Она решительно потрясла головой.

— Послушай, как можешь ты, такая молодая и красивая, быть такой циничной? — возмутился он. — Ну, хорошо, я тут разносил кое-что и подумал, почему бы мне не зайти и не сказать тебе «доброе утро!».

Он не стал говорить, что Матти Сторин чуть было не поймала его с поличным, когда он закладывал документ между газетных страниц, и ему посчастливилось, что комната Пенни была рядом и он мог скрыться в ней и немного отдышаться. О'Нейл ликовал, представляя, какой урон нанесет рассекречивание данных о последнем опросе председателю партии, который начал относиться к нему с неприкрытой враждебностью. Под влиянием страха, нагнетаемого Урхартом, он не замечал, что Уильямс сейчас был груб со многими его коллегами. Пенни снова попыталась вернуть его на землю.

— Ладно, что там! Но в следующий раз, когда ты захочешь пожелать мне доброго утра, постучи сначала в дверь. И лучше, если это будет после половины девятого.

— Не мучай меня, не будь со мной слишком сурова. Ты же знаешь, что я не могу жить без тебя.

— Хватит о страстях, Роджер, Что нужно? Положим, тебе не нужно мое тело, но что-то же нужно!

— Откровенно говоря, я действительно зашел, чтобы попросить кое о чем. Дело весьма деликатное…

— Давай, говори, Роджер. И говори прямо, не опасаясь, ты же видел, что в постели у меня никого нет. — И она снова рассмеялась.

О'Нейл уже пришел в себя, и он начал говорить, следуя инструкциям, которые вечером вдалбливал ему Урхарт.

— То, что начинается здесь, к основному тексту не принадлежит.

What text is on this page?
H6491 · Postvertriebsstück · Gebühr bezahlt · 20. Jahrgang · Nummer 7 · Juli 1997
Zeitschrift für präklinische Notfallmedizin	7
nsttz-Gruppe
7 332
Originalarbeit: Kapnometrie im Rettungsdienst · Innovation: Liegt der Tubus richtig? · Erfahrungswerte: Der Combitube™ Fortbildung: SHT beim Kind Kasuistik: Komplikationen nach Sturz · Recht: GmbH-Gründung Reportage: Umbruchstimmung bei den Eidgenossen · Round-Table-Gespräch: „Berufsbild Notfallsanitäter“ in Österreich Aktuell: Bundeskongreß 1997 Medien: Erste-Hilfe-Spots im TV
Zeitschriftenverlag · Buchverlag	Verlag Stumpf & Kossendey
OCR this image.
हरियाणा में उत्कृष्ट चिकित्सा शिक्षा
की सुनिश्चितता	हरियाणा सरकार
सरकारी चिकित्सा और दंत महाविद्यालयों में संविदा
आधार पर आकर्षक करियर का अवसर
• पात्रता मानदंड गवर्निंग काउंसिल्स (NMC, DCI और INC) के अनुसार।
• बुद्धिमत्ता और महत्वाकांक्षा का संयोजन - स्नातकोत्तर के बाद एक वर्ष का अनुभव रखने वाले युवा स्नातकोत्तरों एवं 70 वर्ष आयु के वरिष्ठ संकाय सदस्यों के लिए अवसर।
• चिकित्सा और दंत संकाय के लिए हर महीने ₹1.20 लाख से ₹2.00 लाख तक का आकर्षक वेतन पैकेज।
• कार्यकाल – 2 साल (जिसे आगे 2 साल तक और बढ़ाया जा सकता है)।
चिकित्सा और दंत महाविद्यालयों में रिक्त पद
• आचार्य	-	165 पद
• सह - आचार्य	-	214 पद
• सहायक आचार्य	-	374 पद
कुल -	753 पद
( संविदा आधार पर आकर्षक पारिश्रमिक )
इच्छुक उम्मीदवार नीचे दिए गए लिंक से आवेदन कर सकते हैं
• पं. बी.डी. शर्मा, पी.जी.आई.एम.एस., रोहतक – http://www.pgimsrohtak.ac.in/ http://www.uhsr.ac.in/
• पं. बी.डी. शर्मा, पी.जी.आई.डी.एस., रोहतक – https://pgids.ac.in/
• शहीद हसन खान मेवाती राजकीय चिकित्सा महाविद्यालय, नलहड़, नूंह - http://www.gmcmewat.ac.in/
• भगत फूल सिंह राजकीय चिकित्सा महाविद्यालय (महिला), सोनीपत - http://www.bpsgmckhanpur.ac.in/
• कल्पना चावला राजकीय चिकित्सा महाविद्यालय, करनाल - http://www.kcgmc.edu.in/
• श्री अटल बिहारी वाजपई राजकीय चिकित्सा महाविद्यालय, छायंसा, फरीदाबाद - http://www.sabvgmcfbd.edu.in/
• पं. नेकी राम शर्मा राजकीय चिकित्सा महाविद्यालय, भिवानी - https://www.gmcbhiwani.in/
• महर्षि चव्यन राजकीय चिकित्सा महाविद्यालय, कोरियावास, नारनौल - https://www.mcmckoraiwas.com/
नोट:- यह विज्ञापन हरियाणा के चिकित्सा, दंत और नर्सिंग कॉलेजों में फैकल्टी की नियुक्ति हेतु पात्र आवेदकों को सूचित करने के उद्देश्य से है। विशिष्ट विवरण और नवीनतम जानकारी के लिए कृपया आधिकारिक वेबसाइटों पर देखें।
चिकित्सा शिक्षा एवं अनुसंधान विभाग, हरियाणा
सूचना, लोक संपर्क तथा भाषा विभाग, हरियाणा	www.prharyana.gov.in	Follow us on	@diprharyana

— Пен, ты, конечно, знаешь министра иностранных дел Патрика Вултона. Во время выборов ты печатала на машинке парочку его выступлений и явно ему запомнилась. Вчера он расспрашивал о тебе, когда мы встретились. Похоже, он в тебя влюблен. В общем, он поинтересовался, не хочешь ли ты с ним поужинать. Сам он не решается спросить тебя об этом, боится тебя обидеть или поставить в неудобное положение. Вот я и решил потихоньку переговорить с тобой, поскольку подумал, что тебе будет легче сказать «нет мне, а не ему лично, понимаешь ли…»

— О'кей, Роджер.

— Что «о'кей», Пен?

— О'кей. Я с ним поужинаю. Подумаешь, важность какая!

— Да, конечно. Но, видишь ли… Вултон завоевал репутацию любителя женщин. Очень может статься, ему захочется чего-то большего, чем… просто ужин.

— Роджер, все мужчины, с которыми я, начиная с четырнадцати лет, где-нибудь ужинала, всегда хотели больше, чем просто ужин. Мне не впервой, справлюсь. Возможно, это будет даже интересно. Он мог бы улучшить мое знание французского! — Она снова захихикала и швырнула в него последней подушкой. Увидев, что Пенни осматривается, раздумывая, чем бы еще можно было в него запустить, О'Нейл быстро ретировался в коридор.